The Union Government is set to present the Budget in Parliament soon, and expectations among the general public are already running high. While last year’s tax cuts provided significant relief to salaried individuals, those following the old tax regime were left disappointed as no specific benefits were announced for them. Against this backdrop, an intense debate has emerged over whether Budget 2026 will completely phase out the old tax regime or introduce reforms that offer broader public benefit.
In the previous Budget, increasing the standard deduction to ₹75,000 and enhancing the Section 87A rebate up to ₹60,000 brought substantial relief to the middle class. As a result, individuals with annual incomes of up to ₹12 lakh were exempted from paying income tax. However, the slabs, deductions, and exemptions under the old tax regime remained unchanged. This has led to growing discussions on whether the upcoming Budget will introduce changes to benefits such as Sections 80C and 80D, home loan interest deductions, and NPS incentives, or whether the old tax regime will be brought to an end altogether. There is also speculation that limited exemptions for investments in insurance, retirement planning, and real estate may be introduced under the new tax regime to strike a better balance.

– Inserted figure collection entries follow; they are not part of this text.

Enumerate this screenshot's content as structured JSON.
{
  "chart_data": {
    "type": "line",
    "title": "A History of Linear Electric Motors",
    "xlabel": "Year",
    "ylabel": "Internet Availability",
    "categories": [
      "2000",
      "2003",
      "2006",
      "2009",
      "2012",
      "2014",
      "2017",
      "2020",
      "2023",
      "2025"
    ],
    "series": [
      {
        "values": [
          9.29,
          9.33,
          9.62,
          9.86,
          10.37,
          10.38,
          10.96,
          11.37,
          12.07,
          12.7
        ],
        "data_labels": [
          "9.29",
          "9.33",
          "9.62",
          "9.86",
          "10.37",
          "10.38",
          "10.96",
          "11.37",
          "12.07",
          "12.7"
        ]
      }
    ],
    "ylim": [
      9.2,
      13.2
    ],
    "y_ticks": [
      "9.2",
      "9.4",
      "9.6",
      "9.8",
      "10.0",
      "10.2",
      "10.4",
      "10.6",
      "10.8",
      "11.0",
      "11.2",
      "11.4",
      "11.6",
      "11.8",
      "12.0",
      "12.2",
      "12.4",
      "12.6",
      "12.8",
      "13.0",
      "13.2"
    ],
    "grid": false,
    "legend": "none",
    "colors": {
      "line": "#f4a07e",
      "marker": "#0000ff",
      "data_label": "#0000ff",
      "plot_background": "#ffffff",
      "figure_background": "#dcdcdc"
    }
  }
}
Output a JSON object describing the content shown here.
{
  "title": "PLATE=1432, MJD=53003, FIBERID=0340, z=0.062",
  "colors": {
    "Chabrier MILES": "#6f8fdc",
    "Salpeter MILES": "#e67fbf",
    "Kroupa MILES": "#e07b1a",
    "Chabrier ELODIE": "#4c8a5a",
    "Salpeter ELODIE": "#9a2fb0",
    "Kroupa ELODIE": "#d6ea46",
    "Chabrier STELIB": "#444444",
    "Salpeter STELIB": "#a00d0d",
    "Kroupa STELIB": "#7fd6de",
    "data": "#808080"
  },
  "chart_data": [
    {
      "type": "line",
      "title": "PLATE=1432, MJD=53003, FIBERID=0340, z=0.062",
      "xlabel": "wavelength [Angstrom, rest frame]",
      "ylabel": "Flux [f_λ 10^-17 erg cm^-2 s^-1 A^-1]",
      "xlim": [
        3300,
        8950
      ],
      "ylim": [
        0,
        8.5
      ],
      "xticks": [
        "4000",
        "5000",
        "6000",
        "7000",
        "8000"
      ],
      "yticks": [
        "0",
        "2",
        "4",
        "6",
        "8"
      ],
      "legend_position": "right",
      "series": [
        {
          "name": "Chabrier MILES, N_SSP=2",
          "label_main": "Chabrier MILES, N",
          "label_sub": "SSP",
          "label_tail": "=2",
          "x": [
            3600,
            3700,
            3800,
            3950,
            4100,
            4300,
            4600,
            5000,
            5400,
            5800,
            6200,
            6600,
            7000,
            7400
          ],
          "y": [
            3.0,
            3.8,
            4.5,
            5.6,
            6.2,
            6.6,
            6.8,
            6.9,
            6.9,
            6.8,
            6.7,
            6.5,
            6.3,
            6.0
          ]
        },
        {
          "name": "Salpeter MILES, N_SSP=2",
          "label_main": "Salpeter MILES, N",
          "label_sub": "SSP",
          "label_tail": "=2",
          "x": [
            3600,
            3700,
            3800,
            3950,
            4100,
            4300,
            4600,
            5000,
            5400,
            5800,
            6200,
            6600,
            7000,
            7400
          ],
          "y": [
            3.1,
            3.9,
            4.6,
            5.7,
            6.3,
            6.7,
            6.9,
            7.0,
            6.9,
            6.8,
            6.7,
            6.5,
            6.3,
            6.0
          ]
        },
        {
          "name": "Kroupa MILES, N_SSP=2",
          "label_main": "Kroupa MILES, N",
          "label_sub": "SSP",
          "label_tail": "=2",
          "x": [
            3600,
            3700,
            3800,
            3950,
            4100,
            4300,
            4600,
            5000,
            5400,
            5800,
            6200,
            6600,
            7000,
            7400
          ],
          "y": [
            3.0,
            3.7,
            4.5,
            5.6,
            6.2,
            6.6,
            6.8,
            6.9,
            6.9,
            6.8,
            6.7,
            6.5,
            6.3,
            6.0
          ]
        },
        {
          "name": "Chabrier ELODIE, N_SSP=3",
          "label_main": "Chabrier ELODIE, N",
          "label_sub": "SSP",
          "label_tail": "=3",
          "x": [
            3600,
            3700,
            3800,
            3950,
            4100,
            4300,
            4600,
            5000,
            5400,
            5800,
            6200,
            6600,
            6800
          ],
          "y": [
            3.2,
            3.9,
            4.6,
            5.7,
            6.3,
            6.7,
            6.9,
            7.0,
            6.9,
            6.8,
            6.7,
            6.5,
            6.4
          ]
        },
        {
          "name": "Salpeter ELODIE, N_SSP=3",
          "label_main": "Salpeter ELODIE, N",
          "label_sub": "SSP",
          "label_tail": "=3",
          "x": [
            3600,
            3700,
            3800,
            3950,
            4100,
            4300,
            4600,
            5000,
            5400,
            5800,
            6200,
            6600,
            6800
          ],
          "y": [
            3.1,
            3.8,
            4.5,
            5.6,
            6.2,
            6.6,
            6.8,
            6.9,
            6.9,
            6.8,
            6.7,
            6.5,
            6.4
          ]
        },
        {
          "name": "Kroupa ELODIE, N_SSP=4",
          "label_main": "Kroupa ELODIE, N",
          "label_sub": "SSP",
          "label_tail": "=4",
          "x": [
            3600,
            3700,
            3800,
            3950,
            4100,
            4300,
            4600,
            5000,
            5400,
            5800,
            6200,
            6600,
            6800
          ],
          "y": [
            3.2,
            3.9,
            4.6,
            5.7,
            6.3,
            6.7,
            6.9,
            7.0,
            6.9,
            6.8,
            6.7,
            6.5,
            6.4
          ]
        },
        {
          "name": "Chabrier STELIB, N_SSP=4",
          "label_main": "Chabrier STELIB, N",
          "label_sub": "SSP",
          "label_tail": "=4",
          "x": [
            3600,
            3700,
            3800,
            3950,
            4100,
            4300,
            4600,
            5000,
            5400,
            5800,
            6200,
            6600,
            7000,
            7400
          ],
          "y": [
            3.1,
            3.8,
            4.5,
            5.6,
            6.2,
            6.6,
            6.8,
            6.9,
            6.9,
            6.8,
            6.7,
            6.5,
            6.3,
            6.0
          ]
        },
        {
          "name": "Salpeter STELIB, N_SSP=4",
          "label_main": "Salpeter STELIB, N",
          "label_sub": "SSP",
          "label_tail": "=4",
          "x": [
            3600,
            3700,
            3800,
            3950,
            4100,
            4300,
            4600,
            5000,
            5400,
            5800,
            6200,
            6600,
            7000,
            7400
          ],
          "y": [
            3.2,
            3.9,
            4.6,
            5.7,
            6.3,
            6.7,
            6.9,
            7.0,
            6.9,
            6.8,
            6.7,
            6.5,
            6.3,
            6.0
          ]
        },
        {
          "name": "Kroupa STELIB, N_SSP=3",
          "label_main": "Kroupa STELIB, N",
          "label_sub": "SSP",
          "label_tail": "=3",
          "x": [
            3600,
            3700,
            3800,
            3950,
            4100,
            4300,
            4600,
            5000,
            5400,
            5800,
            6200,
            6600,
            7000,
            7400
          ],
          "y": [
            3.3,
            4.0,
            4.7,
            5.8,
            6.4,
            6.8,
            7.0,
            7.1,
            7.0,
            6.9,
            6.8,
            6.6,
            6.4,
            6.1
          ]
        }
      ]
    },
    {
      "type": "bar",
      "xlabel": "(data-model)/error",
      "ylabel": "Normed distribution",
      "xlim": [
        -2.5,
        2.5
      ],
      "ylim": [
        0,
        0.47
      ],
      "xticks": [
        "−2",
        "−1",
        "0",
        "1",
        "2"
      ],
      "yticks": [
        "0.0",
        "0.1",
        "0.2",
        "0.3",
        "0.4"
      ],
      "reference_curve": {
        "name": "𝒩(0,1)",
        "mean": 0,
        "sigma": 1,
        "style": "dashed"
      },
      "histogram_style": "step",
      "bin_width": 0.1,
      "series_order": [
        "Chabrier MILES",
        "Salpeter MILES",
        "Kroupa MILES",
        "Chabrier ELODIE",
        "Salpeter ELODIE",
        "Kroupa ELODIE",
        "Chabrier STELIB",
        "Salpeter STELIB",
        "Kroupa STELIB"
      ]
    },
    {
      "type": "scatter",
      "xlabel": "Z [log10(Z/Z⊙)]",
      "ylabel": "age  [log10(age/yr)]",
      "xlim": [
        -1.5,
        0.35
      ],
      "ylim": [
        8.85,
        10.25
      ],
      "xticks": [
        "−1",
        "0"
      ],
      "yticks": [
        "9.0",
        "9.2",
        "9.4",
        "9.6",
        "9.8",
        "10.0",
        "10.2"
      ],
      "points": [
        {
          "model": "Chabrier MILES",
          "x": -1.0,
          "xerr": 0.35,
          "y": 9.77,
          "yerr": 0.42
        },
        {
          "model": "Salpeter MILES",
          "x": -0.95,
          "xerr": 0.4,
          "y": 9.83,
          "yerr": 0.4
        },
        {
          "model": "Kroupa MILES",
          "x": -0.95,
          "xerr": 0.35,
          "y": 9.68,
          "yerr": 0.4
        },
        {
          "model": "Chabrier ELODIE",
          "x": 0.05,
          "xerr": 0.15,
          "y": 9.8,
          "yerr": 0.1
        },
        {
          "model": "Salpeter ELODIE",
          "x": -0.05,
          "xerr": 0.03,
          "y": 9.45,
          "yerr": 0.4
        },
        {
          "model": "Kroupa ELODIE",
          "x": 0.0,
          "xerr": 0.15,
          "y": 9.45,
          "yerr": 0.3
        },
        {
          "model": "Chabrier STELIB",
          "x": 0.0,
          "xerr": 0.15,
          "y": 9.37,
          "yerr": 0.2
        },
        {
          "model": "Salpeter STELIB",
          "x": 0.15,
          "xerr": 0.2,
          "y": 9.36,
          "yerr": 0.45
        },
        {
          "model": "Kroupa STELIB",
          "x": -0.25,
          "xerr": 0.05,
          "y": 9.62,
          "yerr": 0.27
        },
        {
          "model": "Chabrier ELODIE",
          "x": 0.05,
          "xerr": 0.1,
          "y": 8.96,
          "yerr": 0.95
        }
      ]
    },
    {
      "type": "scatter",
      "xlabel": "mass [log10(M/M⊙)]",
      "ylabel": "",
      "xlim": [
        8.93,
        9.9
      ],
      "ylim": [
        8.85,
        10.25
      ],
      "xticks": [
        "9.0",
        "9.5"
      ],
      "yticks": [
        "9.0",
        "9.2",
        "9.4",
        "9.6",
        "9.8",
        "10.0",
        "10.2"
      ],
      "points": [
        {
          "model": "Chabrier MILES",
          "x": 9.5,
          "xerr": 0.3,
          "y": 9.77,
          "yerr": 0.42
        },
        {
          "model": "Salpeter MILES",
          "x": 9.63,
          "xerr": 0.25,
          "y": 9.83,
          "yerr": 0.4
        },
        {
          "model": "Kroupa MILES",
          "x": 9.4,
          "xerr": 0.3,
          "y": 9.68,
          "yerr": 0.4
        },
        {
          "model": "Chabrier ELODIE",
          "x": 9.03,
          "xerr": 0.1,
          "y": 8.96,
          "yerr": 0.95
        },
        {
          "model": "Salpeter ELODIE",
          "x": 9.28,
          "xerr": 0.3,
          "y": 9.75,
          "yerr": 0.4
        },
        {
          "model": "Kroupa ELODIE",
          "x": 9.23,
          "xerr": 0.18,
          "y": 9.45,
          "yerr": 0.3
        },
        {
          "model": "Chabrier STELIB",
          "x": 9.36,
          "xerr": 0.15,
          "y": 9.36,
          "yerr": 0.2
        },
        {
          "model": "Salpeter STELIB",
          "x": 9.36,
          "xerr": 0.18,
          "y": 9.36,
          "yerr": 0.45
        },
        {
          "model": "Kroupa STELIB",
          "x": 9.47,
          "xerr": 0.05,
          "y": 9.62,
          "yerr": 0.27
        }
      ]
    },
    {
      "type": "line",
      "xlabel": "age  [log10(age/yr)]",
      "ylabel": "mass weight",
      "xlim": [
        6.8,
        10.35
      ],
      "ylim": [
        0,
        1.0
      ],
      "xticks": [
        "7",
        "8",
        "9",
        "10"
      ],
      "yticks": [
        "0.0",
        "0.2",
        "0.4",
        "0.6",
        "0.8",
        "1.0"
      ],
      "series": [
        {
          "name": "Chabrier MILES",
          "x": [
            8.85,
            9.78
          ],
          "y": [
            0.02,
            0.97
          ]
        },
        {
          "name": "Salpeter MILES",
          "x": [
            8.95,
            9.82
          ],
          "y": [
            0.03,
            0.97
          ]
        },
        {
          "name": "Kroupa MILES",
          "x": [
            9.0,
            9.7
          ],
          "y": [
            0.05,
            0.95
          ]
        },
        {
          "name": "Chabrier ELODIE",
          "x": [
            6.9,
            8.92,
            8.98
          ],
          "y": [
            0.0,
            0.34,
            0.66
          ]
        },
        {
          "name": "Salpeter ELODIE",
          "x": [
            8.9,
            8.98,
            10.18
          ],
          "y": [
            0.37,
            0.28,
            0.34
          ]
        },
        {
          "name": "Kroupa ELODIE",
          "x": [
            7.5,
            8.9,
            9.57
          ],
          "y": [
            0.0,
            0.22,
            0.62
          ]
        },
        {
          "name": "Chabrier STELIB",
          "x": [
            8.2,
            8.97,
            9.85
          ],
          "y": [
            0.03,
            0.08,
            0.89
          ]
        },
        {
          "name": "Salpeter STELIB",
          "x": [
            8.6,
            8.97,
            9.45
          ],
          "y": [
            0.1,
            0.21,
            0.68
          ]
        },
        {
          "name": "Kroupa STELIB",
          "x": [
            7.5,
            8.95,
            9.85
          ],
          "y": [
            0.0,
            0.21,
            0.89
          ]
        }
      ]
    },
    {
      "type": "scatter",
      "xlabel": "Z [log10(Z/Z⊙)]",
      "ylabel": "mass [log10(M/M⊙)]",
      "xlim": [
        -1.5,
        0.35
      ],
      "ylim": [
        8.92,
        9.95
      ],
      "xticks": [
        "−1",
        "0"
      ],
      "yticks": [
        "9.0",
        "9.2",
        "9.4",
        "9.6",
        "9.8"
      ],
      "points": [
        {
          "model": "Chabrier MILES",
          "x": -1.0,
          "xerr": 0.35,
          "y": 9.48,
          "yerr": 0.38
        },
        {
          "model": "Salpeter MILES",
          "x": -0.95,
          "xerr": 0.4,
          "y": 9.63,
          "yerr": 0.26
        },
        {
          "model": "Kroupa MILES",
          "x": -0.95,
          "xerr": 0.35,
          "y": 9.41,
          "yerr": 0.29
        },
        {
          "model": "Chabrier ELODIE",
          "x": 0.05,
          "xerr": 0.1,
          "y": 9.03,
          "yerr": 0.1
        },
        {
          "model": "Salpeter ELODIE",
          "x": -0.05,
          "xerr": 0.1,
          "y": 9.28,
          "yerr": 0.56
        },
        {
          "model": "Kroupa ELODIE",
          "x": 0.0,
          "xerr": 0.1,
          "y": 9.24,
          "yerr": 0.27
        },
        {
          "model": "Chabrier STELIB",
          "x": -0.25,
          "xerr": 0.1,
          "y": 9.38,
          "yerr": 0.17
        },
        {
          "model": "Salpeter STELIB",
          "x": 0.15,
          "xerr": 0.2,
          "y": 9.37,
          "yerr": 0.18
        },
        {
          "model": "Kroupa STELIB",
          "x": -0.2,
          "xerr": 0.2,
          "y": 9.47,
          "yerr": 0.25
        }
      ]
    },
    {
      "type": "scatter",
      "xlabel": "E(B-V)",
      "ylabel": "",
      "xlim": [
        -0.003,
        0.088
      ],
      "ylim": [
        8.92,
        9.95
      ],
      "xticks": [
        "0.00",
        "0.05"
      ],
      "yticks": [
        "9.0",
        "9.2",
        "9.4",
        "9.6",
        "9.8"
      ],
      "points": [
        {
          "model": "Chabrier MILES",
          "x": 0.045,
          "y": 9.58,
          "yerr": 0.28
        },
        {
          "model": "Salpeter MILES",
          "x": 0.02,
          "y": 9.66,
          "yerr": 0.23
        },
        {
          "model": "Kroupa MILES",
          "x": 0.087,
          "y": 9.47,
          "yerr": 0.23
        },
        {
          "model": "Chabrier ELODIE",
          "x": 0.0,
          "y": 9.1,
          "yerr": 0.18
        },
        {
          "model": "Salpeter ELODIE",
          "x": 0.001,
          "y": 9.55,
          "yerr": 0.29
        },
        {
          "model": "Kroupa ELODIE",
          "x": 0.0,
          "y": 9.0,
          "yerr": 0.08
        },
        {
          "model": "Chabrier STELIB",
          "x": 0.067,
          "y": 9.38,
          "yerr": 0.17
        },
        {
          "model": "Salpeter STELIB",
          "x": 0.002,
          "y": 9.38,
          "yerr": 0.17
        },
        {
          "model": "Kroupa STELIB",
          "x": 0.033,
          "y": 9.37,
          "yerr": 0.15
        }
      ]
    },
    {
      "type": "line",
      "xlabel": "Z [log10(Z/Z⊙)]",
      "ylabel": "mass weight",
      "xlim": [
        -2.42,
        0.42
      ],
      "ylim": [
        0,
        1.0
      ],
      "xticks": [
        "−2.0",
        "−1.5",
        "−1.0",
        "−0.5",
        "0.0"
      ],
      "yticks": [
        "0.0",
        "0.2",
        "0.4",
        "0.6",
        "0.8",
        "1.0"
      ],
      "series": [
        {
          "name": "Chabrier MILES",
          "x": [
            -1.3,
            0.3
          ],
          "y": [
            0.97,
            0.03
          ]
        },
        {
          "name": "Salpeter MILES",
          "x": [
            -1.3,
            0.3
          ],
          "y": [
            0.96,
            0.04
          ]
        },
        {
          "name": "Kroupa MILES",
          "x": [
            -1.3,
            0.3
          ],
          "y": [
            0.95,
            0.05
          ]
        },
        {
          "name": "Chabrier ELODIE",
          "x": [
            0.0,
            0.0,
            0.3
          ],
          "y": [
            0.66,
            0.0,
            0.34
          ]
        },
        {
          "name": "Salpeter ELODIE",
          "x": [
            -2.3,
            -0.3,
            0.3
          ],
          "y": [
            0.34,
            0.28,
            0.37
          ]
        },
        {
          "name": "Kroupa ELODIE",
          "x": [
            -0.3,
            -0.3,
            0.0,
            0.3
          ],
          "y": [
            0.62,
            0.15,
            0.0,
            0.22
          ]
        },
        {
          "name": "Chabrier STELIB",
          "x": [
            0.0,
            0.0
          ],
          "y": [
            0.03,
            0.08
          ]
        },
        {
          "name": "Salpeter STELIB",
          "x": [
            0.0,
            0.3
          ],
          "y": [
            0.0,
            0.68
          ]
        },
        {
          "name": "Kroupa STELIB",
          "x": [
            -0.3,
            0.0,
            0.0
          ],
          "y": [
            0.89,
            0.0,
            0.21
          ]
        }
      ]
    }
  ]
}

At the same time, there are strong demands to simplify income tax rules, speed up ITR refunds, and address persistent issues related to TDS, frequent income tax notices, and lack of clarity in compliance requirements. Calls are also growing for special tax slabs, higher rebates, and enhanced health-related deductions for senior citizens. However, experts believe that major tax cuts may be unlikely this year. Instead, the government is expected to focus on further simplifying and rationalising the new tax regime, aiming for a more balanced and taxpayer-friendly framework.